BOOKS: The Philosopher’s Dog

From ANIMAL PEOPLE, September 2004:

The Philosopher’s Dog by Raimond Gaita
Random House (1745 Broadway MD 18-2, New York, NY 10019), 2004.
220 pages, paperback. $23.95.

The Philosopher’s Dog is a collection of philosophical
arguments loosely drawn together by events that involve author
Raymond Gaita’s pets. Many non-animal subjects are covered, and
there is more philosophy than dog in the book.
Gaita specifically declines to philosophize about
vegetarianism, other than to assert that the slogan ‘meat is murder’
does not bear close analysis. He steadfastly distinguishes between
morality applied to humans and morality applied to animals. Allowing
comparisons between the Holocaust and factory farming, he points out
that seeking to equate the two would not find general acceptance, and
would rather indicate “a sentimentality that is wicked and offensive.”
Gaita believes it is foolish to talk about animal rights, he
says, adding that this “is partly because I think it is mistaken to
talk of rights in the case of human beings. To say that an action is
unjust because it violates someone’s rights adds nothing, I believe,
to saying that it is unjust.”

Gaita argues that attempting to bestow dignity upon the
powerless by creating the impression that rights are a moral force
field is to seek to create an illusion, unless the appeal to rights
has force to back it up.

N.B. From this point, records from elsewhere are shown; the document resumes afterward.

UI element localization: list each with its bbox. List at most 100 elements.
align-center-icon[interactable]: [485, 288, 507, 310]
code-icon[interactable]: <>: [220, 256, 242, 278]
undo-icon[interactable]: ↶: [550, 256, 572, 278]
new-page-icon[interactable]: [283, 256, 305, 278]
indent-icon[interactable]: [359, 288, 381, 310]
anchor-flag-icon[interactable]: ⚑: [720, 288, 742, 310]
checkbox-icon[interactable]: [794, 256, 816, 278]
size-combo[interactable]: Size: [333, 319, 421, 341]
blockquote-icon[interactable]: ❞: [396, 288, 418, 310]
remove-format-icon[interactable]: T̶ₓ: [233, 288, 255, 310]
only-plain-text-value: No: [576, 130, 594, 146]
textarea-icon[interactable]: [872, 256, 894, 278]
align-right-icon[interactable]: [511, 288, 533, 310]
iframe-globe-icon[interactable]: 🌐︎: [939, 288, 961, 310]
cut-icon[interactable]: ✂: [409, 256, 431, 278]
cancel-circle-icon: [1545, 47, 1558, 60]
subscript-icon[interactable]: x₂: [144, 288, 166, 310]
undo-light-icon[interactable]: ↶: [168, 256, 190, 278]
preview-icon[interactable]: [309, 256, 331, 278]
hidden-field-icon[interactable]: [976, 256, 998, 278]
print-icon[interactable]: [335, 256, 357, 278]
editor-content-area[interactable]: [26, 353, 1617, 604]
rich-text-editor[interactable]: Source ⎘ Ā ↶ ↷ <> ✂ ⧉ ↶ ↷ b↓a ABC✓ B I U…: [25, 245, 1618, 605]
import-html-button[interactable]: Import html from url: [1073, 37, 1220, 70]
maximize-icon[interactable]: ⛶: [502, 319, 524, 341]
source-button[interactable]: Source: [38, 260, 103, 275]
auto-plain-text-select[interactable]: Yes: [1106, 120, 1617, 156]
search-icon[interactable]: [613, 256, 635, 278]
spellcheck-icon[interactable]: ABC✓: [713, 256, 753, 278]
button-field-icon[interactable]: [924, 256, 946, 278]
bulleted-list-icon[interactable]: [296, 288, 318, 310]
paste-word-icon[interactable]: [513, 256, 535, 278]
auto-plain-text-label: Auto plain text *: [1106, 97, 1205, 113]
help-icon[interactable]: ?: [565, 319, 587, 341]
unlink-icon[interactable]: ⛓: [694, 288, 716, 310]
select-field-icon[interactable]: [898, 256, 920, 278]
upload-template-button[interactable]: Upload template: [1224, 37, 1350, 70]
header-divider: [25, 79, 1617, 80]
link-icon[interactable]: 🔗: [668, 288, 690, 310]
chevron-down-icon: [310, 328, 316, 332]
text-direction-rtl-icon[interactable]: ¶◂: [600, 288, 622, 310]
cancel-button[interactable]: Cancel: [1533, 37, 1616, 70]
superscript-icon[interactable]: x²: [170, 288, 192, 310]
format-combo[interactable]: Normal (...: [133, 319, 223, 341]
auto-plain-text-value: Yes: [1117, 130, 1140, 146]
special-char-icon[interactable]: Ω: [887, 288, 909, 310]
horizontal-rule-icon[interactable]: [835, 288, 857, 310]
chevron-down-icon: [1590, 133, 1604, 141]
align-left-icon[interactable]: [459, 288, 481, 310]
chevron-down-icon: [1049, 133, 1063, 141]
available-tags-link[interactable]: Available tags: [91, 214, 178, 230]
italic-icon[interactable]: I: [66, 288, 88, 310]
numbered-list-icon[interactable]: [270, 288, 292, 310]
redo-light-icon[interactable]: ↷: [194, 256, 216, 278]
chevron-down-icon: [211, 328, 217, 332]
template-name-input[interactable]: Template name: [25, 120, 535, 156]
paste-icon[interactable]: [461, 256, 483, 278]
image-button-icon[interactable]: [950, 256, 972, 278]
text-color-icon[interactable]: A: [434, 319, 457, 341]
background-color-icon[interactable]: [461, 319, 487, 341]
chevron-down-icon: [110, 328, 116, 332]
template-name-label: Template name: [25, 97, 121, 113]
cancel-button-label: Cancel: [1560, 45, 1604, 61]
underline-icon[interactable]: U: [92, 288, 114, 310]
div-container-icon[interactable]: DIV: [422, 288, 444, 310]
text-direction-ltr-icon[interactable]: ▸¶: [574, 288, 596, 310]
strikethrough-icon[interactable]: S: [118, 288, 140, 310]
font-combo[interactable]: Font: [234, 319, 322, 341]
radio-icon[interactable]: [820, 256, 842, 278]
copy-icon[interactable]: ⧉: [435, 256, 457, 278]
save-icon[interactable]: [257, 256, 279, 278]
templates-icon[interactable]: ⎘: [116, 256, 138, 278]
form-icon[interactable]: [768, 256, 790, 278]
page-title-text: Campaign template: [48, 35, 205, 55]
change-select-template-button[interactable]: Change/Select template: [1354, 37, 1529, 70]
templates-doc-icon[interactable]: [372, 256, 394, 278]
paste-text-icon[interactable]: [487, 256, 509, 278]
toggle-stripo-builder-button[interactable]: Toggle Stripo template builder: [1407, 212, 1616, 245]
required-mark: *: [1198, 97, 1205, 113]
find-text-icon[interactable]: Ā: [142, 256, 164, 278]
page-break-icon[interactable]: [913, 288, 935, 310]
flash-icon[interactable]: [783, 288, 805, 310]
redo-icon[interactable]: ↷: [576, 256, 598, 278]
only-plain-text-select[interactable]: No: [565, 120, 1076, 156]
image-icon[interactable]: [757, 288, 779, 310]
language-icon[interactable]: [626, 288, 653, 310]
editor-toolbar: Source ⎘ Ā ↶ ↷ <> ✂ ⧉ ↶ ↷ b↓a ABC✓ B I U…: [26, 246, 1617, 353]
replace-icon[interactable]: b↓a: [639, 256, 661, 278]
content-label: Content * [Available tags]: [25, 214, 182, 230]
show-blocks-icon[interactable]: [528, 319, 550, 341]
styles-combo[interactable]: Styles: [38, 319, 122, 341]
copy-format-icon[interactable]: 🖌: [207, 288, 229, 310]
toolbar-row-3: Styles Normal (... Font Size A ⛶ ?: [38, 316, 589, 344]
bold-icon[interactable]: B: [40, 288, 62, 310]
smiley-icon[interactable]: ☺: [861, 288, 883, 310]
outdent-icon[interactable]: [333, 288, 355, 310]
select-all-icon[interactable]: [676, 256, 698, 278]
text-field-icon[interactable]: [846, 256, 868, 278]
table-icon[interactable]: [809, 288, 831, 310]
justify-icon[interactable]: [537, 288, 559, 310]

Gaita agrees there is a need to set limits
to human arrogance, but does not think that a concept of rights is
the way to go.
Rather, Gaita says, what is needed is an evolution in human
attitudes towards animals, based upon love and respect. This
conclusion is reached almost by a process of elimination. It begs
the question of why he is a meat-eater.
We are not convinced that Gaita’s understanding of animal
rights is conceptually correct.
“Animal rights” may be an illusion if one defines the term
narrowly to mean legal rights, or a kind of moral force-field, as
he puts it, but even at that, some animals in some places are
already protected to some extent by the cultural perception that they
should not be harmed.
Household pets, endangered species, and “game,” for
example, tend to have at least the shadow of “rights” not possessed
by livestock and other wildlife. Though “game” species may be hunted
in season, with a permit, the requirement of such special
conditions creates a widely recognized implied right to otherwise
live free from human intervention.
Further, the concept of animal rights as pursued by Tom
Regan in Empty Cages appears to be exactly what Gaita wants to see,
namely an attitudinal change on the part of humans toward the
treatment of all animals, based upon recognition of the ability of
sentient beings to suffer much as we do. (Only at the end of his
book does Regan list concrete proposals to better the lives of
animals.)
Andrew Rowan in The Animal Research Controversy Report (1995)
described at least six different concepts of “animal rights” that
surface in common use of the phrase. The uses differ in scope of
meaning, but have in common that they imply awareness of cruelty
toward animals and recognition of a duty to prevent it and avoid
participating in it, even indirectly.
Adopting any concept of animal rights requires making real
changes in lifestyle. If enough people embrace any version of
“animal rights,” society will be profoundly changed.
That this is not illusory is evident from the recent frantic
efforts of agribusiness to win consumer approval with “good
husbandry” labeling while new lines of vegetarian prepared foods fill
shelves in most major supermarkets.
Gaita praises J.M. Coetzee’s book The Lives of Animals and
quotes extensively from it. But Gaita is critical of recent books by
Jeffrey Masson and Eugene Linden, which he describes as piling
anecdote upon anecdote “with unrelenting polemic intent” to show that
animals are capable of cognitive thought. Gaita sympathizes with
Linden and Masson for seeking to escape from “scientistic
skepticism,” with its neurotic fear of anthropomorphising. However,
Gaita feels that Linden and Masson confuse the realm of fact with the
realm of meaning, which depends upon interpretation, and thereby
make the same mistake as the “scientistic skeptics” whom they
criticise, except that their standards of evidence are less
stringent.
This is not a book for the general reader. Gaita had us
reaching for the dictionary and rereading some passages several
times. However, The Philosopher’s Dog is intellectually
stimulating, and has deepened our conceptual approach to animal
rights and the relationship between humans and animals.